Pietro Scoppetta was born in Amalfi on 15 February 1863. He initially began his studies in architecture before abandoning them to follow lessons in painting given by Giacomo Di Chirico. Abandoning his studies entirely, he moved to Naples in 1891 where he began to exhibit at various shows organized by the local cultural organization, demonstrating his talent above all for scenes of his native Amalfi coast and the Mulini valleys. Between 1889 and 1890 he is commissioned along with other artists to fresco the walls of the café Gambrinus, an elegant cultural meeting point in the Neapolitan capital. In the same period, he worked as an illustrator for several magazines owned by the publishing house, Treves (‘Cronacapartenopea’, ‘La tavolarotonda’ and ‘L’Illustrazione Italiana’).
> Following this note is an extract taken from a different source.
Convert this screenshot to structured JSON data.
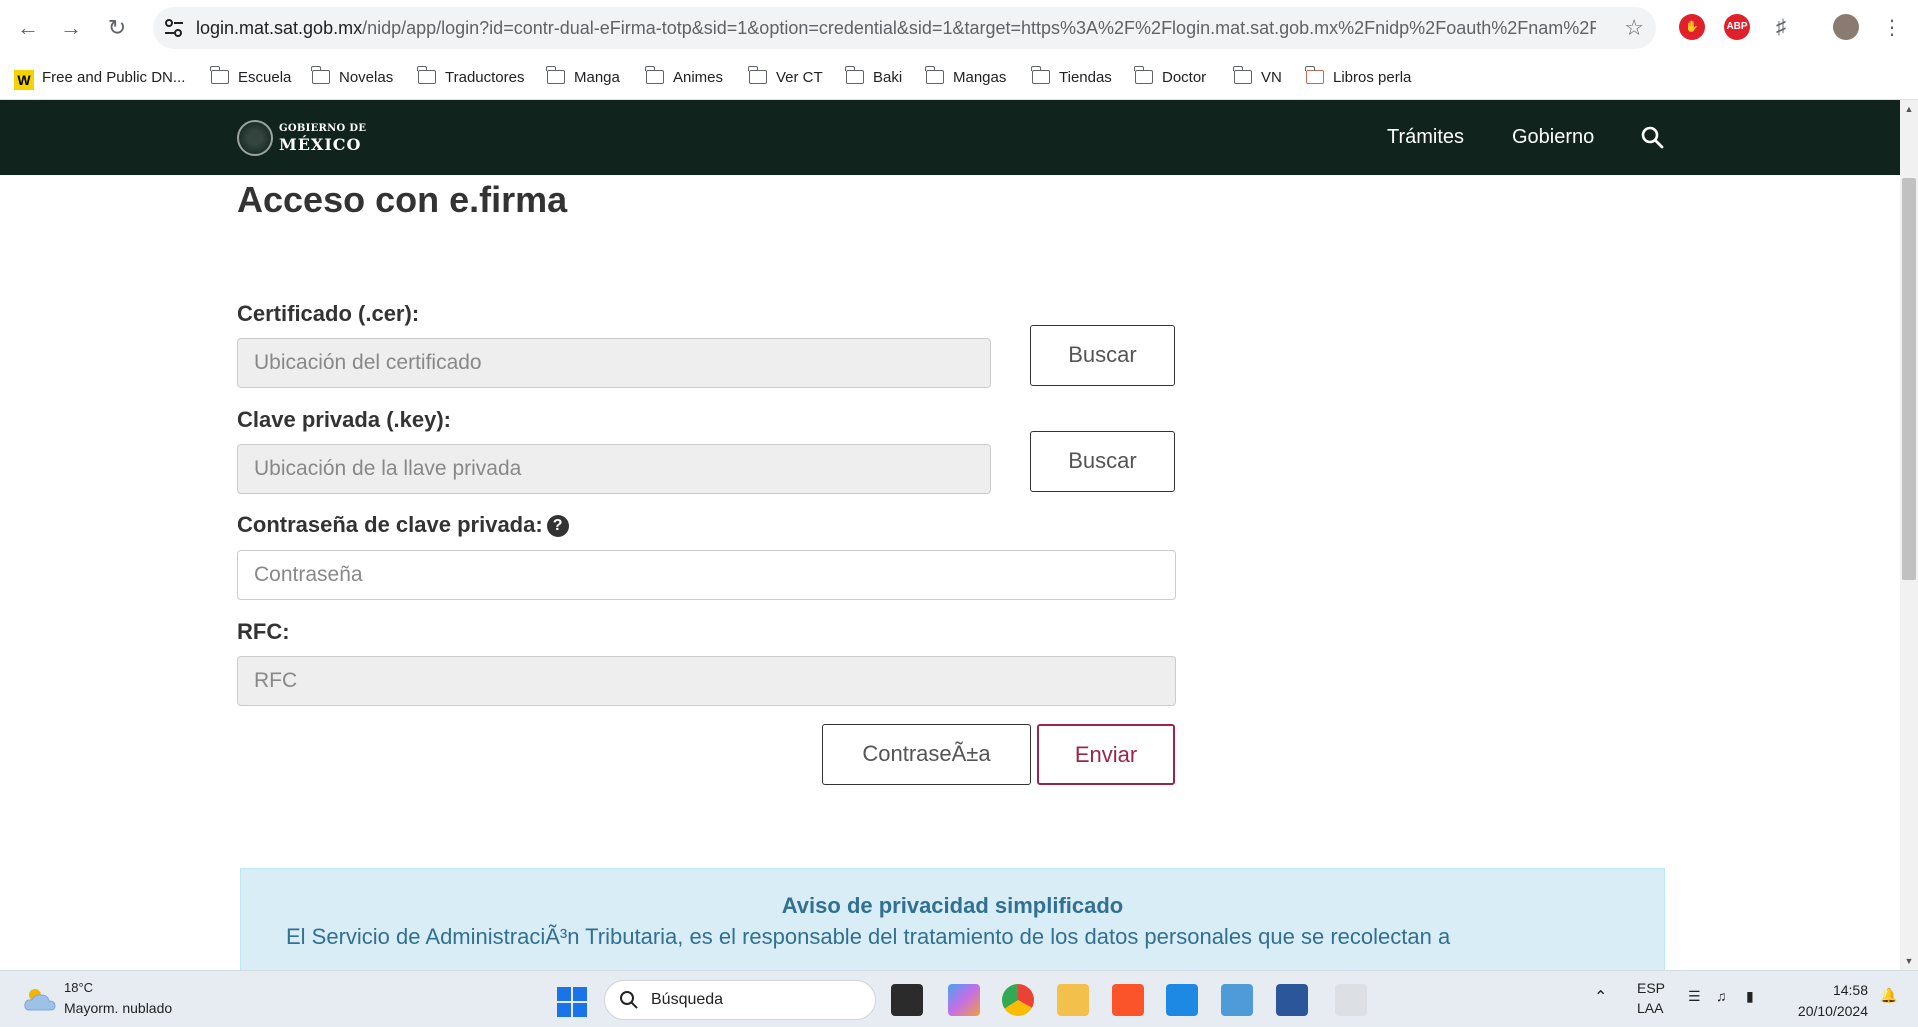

Despite his commercial and critical success, in 1897 he decided to leave Italy and spend time in London and Paris. In the French capital, where he lived between 1897 and 1903, he immersed himself amongst the dense ranks of Neapolitan painters attracted by the bourgeois offerings of the Belle Époque (Lionello Balestrieri, Arnaldo De Lisio, Ulisse Caputo, Raffaelle Ragione, Vincenzo La Bella). From this French experience he draws important elements from his interaction with the works of the Impressionist painters that he expresses in his own personal expression, and is able to formulate a concise and luminous painterly technique. This period in Paris also determined a profound change in the themes of his paintings: the pastoral depictions of his previous period are replaced with those of bourgeois life in which the artist highlights elements of optimism as well as tension for the future that is more suited to his own character.
After 1910 he left Paris to move to Rome where he spent long periods staying at the home of his friend, Pietro Carrara and his wife, Maria Valdambrini. In the final years of his life he dedicated himself to poetry, publishing a collection, Rhythms of the heart, in 1919 under the pseudonym, Pictor Petrus.
He died in Naples on 9 November 1920.